Il est légitime que cette crise accentue les débats sur la juste contribution de chacun à l’effort de redressement collectif. Encore faut-il y répondre avec les bons instruments. La question avait déjà été posée au sortir de la précédente crise, en 2011-2012, et résolue par un violent tour de vis fiscal. Ce dernier a freiné la reprise économique et n’a pas réduit d’une décimale le ratio de dette publique. Symbole de ce fiasco, la fameuse taxe à 75 % sur les riches est vite tombée dans les oubliettes des expérimentations hasardeuses.
Le pays a subi avec le confinement et la reprise partielle d’activité une destruction massive de richesse nationale.
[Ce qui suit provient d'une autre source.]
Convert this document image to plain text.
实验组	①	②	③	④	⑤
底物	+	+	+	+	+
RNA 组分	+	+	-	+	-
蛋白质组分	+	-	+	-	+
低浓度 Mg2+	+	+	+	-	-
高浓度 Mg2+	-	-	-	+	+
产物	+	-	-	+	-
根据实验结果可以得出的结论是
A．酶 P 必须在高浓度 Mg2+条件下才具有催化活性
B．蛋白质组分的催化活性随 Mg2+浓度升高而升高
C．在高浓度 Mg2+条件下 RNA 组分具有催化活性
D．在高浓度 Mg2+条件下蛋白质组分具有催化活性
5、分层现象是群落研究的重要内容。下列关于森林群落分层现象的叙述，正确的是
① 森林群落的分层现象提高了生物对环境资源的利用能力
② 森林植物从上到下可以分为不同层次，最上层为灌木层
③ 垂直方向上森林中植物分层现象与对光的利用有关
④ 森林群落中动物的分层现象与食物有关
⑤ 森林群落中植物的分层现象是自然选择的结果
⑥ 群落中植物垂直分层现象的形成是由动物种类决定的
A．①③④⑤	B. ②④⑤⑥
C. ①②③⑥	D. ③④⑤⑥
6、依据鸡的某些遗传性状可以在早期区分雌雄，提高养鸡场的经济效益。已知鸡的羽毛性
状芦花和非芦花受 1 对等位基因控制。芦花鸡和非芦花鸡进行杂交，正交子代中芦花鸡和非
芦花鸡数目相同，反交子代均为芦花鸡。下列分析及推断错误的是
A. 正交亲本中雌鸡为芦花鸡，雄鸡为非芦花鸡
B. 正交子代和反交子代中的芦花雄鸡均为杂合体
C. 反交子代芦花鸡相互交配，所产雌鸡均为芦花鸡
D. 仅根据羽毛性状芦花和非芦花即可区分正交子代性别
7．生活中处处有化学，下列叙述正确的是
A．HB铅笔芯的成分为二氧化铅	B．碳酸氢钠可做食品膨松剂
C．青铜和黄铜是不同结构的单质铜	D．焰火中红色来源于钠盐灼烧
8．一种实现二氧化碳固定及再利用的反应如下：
En l’état des prévisions économiques, le produit intérieur brut ne retrouverait pas son niveau avant deux ans. C’est cette même richesse qu’il faut de toute urgence recréer, plutôt que de se prêter au jeu des vases communicants. Le capital en sera la condition nécessaire : sans lui, le recours à la dette qui a permis aux entreprises d’amortir le plongeon de leur activité n’aura servi qu’à semer les germes de futures faillites. L’argent est là. Il dort sur les comptes épargne, sur les contrats d’assurance-vie. Ces dernières années, les gouvernements se sont efforcés à juste titre d’en diriger une partie vers les actions. L’aversion des ménages pour le risque ne rend pas la partie facile ; fiscaliser outre mesure ce type d’investissement en défaisant ce qui a été fait depuis trois ans serait une garantie d’échec. A l’heure où le patriotisme économique et la relocalisation des chaînes de production deviennent les maîtres-mots de la politique industrielle, l’Etat serait bien inspiré, aussi, de ne pas pénaliser l’attractivité du pays et la transmission d’entreprise.
La tentation sera grande de cantonner la discussion aux frontières de l’Hexagone. Ce serait oublier que tous les pays font face au même défi et qu’en matière fiscale, la coopération reste l’exception. Gageons que la plupart d’entre eux ne s’embarrasseront pas de boulets aux pieds à l’heure de se lancer dans cette course au capital. La France est prévenue.